I recall the train left first thing in the morning on a sunny day with a temperature in the fifties. It was mid-afternoon before we reached the famous tunnel, an astonishing nine miles long, dug under the Alps between 1871 and 1881 at the cost of at least 200 worker’s lives lost. The sun still shone in a cloudless sky when we entered the south end of the tunnel, and though the actual time might have only been about ten or fifteen minutes, in my spent psychological state it seemed like quite a while, long enough at least for the blackness to capture my attention and my imagination.

Alone, rattling along in the all-encompassing blackness, a sense of dread flowed through me that the world, or at least my world, had suddenly ended. It was a month earlier on my trip that I had watched on German television the start of the Arab-Israeli Six-Day War, and then met an American soldier on a train, called back to his base to counter an imminent Russian military move against Israel. It all felt like the world was coming apart with me right in the middle of it an ocean away from home and family. And still the train careened down its path under the world.

From total blackness the train emerged from the north end of the tunnel into the other extreme, a white-out blizzard with thousands of large snow flakes impacting against the window of my train car. I recall it was ten or fifteen more minutes before I could see anything but white out that window, as the train found its way out of the snow squall. From my now cozy seeming compartment I could see a winter wonderland of evergreen trees punctuated by the occasional wood and stone houses all decorated in a thick icing of fresh snow. The train finally pulled into the station at Interlaken, my intermediate destination and transfer point to another train that would take me up to the mountain town of Grindewald.

I only had time to buy and eat some way to expensive railroad station food before I boarded my train to my final destination. The snow continued outside at a less frenetic pace as the train climbed upward into the mountains, stopping at every little village along the way. It was late afternoon and the end of the school day, and at every stop dozens of Swiss school kids either boarded or debarked from the train. They sat in the seats all around me, with their rosy cheeks, brightly colored hats and backpacks, laughing and chattering in what sounded to me like German, full of energy and enthusiasm for the daily adventure of the ride home from school.

I was a lonely soul surrounded by all this joyous youthful energy and hope for the future, and the irony of this scene was not lost on me. I had my reasons to be sad and reflective, but the world was full of other people with reasons for hope and joy. The view of the Swiss winter wonderland out the window was appropriately stunning and I was headed to what by all accounts was a gorgeous little town at the base of one of the world’s most photogenic and storied peaks. Not enough perhaps to get this eighteen-year-old to shelve his angst, but enough at least to give his darkened places glimmers of hope.

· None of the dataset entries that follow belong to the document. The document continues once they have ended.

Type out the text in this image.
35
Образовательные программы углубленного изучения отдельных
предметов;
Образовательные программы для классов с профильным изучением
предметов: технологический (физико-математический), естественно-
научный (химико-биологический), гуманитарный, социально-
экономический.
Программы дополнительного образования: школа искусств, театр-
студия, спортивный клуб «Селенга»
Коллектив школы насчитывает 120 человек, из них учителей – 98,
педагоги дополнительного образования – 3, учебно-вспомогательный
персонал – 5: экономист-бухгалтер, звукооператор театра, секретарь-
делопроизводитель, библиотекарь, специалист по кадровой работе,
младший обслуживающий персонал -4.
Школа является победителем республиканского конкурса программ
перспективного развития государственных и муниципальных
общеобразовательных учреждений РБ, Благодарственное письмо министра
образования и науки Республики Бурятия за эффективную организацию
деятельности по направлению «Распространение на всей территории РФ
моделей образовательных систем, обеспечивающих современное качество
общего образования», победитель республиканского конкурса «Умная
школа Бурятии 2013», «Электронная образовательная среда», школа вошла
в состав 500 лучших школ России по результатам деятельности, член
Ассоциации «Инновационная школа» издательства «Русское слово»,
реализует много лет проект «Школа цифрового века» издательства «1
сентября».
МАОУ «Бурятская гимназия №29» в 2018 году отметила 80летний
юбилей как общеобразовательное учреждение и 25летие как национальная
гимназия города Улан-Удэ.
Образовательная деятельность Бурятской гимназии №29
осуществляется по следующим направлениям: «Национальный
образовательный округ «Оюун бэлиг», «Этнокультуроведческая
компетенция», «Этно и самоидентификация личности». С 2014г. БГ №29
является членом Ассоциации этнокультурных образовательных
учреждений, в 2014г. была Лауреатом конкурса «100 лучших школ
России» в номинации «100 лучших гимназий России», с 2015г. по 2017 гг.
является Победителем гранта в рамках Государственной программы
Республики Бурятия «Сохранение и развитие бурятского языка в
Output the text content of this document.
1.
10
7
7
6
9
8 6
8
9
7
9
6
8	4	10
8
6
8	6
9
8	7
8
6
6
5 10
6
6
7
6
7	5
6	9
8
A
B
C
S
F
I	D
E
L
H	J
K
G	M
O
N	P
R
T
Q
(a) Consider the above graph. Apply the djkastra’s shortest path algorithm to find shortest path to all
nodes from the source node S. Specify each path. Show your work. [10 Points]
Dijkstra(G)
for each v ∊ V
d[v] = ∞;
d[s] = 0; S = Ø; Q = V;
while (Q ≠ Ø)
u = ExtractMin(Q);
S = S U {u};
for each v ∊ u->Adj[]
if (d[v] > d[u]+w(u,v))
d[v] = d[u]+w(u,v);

I arrived in Grindewald in the early evening and checked in to my youth hostel. On its upstairs balcony I looked out over the valley below at the lights of the town, though darkness and clouds obscured the view of the Eiger across the valley from my location. Like most youth hostels I stayed at I found other English-speaking older youth and young adults to talk, swap stories and even venture into town for a beer with. My extreme wave of angst had passed through me and moved on for now.

The next morning brought blue sky instead of clouds, and out on the hostel’s balcony, there across the little valley where the town nestled, was the amazingly huge mountain, with its jagged peaks gleaming white and silver and filling half the sky. I had somehow found my way, on my own, to one of the most spectacularly beautiful places in the world with a whole lifetime of additional adventures ahead of me. Yes I was still homesick, but I knew at some level that I had the courage and the agency to seek out and find a place like this. Other destinations would be attainable in the future when I was ready to seek them.